The flag is large, 56” by 37.” The black swastika is screen printed onto the white wool circle, which is sewn onto the red wool background.

The appliqued white circle has irregular edges and looks homemade, which raises the possibility that it was sent home first, and later sewn back on to a red wool background.

This theory is supported by one of the handwritten inscriptions on the white circle: “Greetings-Salutations, from Eddie.”

This flag is especially significant because of the way in which Littlejohn has taken the Nazi symbol and co-opted it to make it a record of his own exploits as a soldier. The standard symbolism of a manufactured item is here merely the backdrop for the story of the individual who claimed it.

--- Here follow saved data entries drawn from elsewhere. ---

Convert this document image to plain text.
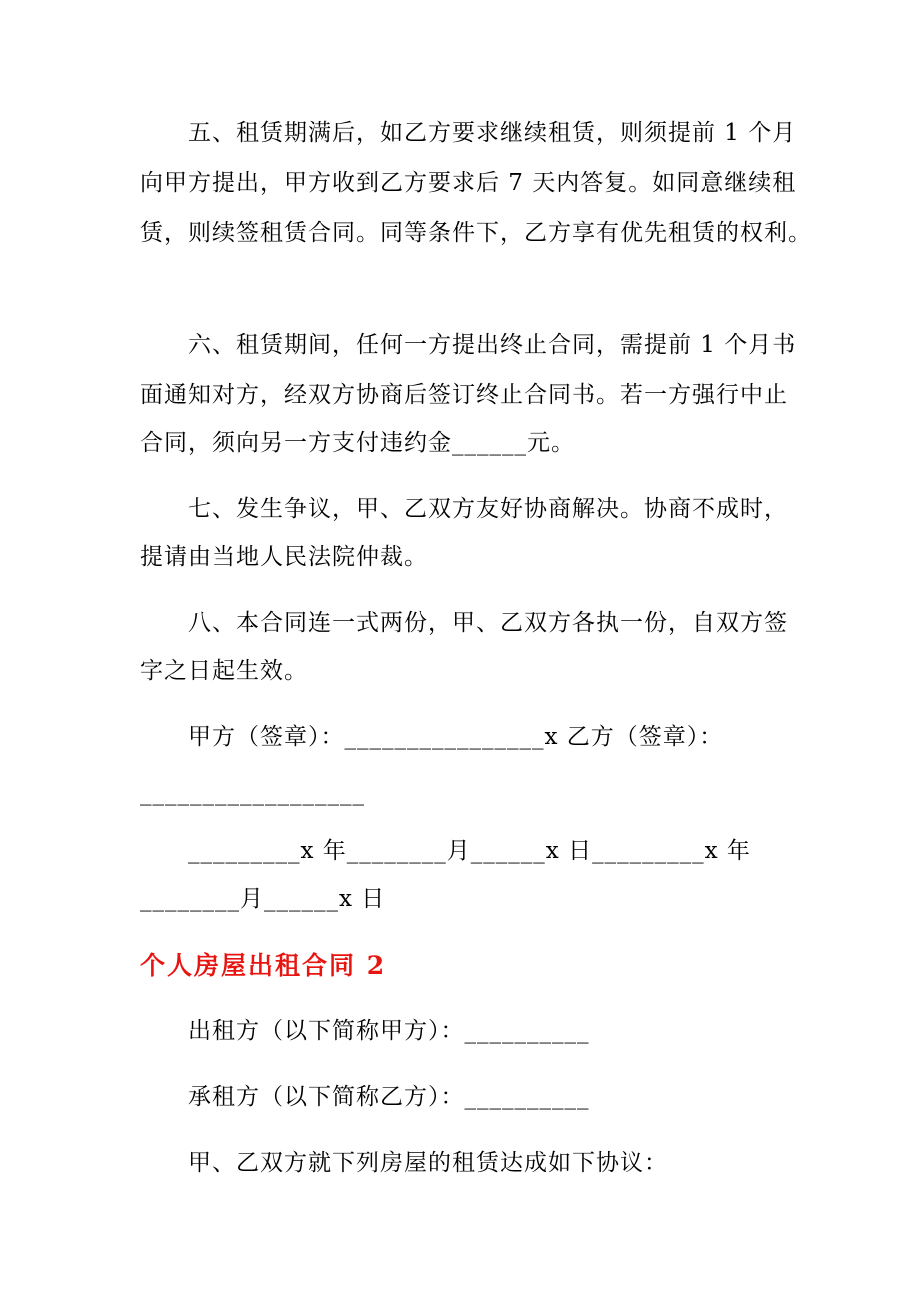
五、租赁期满后，如乙方要求继续租赁，则须提前 1 个月
向甲方提出，甲方收到乙方要求后 7 天内答复。如同意继续租
赁，则续签租赁合同。同等条件下，乙方享有优先租赁的权利。
六、租赁期间，任何一方提出终止合同，需提前 1 个月书
面通知对方，经双方协商后签订终止合同书。若一方强行中止
合同，须向另一方支付违约金______元。
七、发生争议，甲、乙双方友好协商解决。协商不成时，
提请由当地人民法院仲裁。
八、本合同连一式两份，甲、乙双方各执一份，自双方签
字之日起生效。
甲方（签章）：________________x 乙方（签章）：
__________________
_________x 年________月______x 日_________x 年
________月______x 日
个人房屋出租合同 2
出租方（以下简称甲方）：__________
承租方（以下简称乙方）：__________
甲、乙双方就下列房屋的租赁达成如下协议：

Littlejohn has painted and stenciled on the history of his service over the surface of the flag. It reads in large stenciled black letters on the red ground: Invasion of Axis Europe; Africa, Sicily, Italy; 1943; Eddie G. Littlejohn.

Also on the white background around the central swastika he has written with very fine penmanship the names of individual battles and places where he had served: Salerno (the site of the Allied Forces landing in Italy on Sept. 3, 1943), Volturno (site of the German defensive line), and the Battle of Scoglitti (site of the Allied invasion of Sicily). And there are a young man’s cocky nose-thumbing: to Berlin, and Heil Hitler and his flag.

Flags are representative group symbols that have been around as long as there have been textiles.

The practice of taking trophies in battle probably goes back even longer, and this flag was certainly Littlejohn’s trophy. It is what textile historians call a “user-modified” object: the original meaning of the flag has been subsumed in the meaning given to it by one Native American soldier. It is this personal story, overlaid on top of the backdrop of the Nazi symbol that makes this such an interesting artifact.

Unlike nearly every other artifact described in Things That Matter, this flag does not belong to the La Crosse County Historical Society: It is on loan to us from Eliot, the son of the Eddie Littlejohn. Eliot himself is a veteran, having served in the Vietnam War, and he takes pride in the legacy of his father and his uncles.

Eliot Littlejohn left the flag with us in the hopes of seeing a small display about his father’s military service.

LCHS does not presently have a public gallery space to put up such a display. However, we dream of someday having an exhibit that would tell stories of local Native American veterans, for there are many Ho-Chunk veterans.

An artifact like this giant swastika needs to be displayed and interpreted with thoughtful, sensitive context.

There is nothing innately “cool” about Nazi paraphernalia, and the world is sadly full of such items. As an authentic WWII artifact, it is important; but as an artifact that documents the experience of a young Ho-Chunk soldier from the Coulee Region, it is an irreplaceable treasure.